University of Zambia (UNZA) vice Chancellor Professor Luke Evuta Mumba says the institutions has cleared all the 2017 June salaries which it owed to lecturers and that the strike has been called off.

In an interview with News Diggers today, Prof Mumba said the strike was as a result of the delays by the Ministry of Finance to release the grants for the institution.

“Firstly I don’t think its right that lecturers every time there is a small delay, they go on strike in the sense that the academic staff need to look at it in the bigger picture of the economic situation in the country. There was a go-slow because salaries were delayed. They announced that on Thursday but by Friday we started paying salaries so that go-slow didn’t really take effect. As we speak now everything is very normal, they have all been paid. Academic programs are going on,” Prof Mumba said.

“UNZA salaries are paid every month, there is no month that we have not paid salaries except that they are delayed because we rely on Ministry of finance to give us our monthly grants for salaries. And the information we get from there is that they have challenges to collect enough funds, so that takes a bit of time. We have always paid on the 30th of every month but June was a bit unique in the sense that remember there was a holiday towards the end of June and then it spilt over to July. So that holiday is what made it a bit out of the normal time that we pay our salaries.”

Prof Mumba however complained that it does not send a good picture for the highest learning institution that lecturers should be going on strike or on go-slow every time there was a delay of two to three days in payment of salaries.
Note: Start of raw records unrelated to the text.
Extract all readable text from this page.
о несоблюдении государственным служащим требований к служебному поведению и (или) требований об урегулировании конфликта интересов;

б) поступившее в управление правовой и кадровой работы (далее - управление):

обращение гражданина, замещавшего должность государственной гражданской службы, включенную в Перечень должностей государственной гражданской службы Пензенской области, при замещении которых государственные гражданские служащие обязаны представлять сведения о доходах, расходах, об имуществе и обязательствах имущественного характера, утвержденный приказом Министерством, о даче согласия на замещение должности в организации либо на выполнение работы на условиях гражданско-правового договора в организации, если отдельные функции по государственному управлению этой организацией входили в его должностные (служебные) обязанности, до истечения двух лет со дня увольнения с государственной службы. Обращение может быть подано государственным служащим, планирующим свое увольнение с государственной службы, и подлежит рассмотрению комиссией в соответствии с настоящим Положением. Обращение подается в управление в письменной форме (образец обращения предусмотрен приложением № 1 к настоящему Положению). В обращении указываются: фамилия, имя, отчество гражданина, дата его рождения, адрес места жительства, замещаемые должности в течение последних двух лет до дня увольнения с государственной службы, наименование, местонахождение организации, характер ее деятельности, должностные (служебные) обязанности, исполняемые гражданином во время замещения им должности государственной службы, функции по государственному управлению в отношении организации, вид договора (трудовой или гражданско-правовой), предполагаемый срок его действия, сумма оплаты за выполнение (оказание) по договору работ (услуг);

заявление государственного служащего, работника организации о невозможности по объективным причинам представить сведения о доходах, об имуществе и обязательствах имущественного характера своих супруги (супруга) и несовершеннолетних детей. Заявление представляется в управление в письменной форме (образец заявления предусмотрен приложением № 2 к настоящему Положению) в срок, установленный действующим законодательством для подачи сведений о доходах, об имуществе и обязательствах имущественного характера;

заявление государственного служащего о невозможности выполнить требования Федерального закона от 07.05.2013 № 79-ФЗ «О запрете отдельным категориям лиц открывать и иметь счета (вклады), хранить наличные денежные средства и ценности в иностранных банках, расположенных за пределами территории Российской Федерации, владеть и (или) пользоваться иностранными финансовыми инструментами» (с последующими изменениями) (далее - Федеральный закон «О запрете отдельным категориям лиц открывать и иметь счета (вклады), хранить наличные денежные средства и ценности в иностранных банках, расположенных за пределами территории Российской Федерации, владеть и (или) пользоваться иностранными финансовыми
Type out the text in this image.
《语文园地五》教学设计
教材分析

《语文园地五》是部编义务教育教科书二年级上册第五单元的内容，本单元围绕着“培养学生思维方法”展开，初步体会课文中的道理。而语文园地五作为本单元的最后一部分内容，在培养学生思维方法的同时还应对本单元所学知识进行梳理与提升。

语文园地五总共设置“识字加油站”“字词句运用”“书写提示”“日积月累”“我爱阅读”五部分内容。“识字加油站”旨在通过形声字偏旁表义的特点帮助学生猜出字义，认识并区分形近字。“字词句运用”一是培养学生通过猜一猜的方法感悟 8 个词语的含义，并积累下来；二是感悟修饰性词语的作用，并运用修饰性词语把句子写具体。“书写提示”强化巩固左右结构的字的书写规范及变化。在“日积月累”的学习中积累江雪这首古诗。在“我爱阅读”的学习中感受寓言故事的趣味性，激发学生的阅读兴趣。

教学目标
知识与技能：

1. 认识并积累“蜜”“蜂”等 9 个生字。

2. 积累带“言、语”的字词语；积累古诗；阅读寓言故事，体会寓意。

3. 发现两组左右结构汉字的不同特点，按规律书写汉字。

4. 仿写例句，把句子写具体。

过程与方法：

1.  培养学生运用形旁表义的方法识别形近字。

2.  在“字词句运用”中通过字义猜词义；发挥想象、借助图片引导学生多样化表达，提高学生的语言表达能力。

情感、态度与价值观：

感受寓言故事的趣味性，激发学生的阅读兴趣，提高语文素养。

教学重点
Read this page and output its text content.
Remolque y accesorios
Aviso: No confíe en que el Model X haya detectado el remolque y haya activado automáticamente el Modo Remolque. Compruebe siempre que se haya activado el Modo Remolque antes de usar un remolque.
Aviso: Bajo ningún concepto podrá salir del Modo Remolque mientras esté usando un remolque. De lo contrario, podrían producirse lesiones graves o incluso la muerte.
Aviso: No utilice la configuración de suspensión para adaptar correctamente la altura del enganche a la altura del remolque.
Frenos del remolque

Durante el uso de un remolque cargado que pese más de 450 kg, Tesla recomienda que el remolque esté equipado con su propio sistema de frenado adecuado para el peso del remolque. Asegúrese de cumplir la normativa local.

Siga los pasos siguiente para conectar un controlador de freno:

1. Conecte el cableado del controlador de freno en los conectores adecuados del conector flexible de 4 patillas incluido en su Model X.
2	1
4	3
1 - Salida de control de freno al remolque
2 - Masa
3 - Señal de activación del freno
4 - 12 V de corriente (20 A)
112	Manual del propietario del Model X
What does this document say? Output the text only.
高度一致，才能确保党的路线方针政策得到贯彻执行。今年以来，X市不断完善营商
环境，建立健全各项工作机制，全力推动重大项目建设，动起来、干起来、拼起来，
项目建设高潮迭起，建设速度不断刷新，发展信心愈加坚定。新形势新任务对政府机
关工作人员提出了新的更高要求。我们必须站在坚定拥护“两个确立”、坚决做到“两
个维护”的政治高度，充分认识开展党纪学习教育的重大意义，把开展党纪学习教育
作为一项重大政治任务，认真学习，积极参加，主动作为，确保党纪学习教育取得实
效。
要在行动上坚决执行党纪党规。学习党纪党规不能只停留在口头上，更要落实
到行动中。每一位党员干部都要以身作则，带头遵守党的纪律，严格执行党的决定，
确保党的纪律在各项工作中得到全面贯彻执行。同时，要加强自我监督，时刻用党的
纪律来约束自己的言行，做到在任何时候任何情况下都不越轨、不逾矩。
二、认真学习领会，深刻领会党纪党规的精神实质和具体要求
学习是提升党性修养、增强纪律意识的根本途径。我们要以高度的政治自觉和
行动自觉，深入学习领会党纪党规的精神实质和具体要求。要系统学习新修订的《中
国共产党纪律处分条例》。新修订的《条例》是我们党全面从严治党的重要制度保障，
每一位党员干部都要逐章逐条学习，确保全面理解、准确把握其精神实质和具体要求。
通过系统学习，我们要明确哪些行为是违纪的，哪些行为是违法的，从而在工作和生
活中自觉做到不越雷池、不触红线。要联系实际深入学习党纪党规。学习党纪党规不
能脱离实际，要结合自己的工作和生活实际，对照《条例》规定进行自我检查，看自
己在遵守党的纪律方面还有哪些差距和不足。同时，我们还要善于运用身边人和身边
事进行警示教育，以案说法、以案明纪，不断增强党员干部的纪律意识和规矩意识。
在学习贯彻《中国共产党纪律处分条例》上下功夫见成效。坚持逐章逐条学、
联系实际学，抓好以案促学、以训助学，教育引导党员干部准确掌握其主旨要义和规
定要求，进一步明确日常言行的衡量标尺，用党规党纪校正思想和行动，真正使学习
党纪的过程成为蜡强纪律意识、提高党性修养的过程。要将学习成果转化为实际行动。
“So I would have expected members of staff to understand that because of this public holiday, that is why there was a delay. Because we always endeavour that salaries are paid and we communicate to them. We call them, we don’t necessarily have to write memos to them but we do inform the three executive unions to say this is the situation. So on that score, I will agree with you that it doesn’t augur well for the highest institution of learning, for people to go on go-slow or strike every time there is a minor delay of two to three days in payment of salaries, because in many cases the salaries do come is should not be like that. Because am aware that there are institutions in this country where people do not get their salaries for months, three months, six months without being paid but that has never been the case in the university,” he said.

Prof Mumba, however, said it was understood that lecturers also had other expectations due to challenges which they needed to address.

“But it is also correct that as employees they have expectations, they have challenges which they need to address in families. Bills, children school fees, so they have expectations. We have a pay day and they expect to be paid on that day. So that is on their side, they have a genuine grievance also but we are caught up between a hard play in the rock. While we appreciate fully the entitlement they and requirements for employers to pay salaries on time, we have to wait for government’s submission. But as we speak, all the salaries as it stands have been paid. We are now working with the Ministry of finance to ensure that the July salaries will be paid on the 30th of this month and not later than that. Otherwise every employee in the university was paid the June salaries,” said Prof Mumba.

“When lecturers go on strike, a lot of things are affected. It means that students are not getting 100 percent of the academic activities that they are supposed to receive. So then we lose time in terms of completing the academic year and also completing the course material that students are supposed to receive. So it is very very inconveniencing to the student. That is why from time to time you find that if the go-slow is prolonged, students also join in because they are discontented because they are unlikely to finish their programmes. And that also affects the exam time table, so may things get affected.”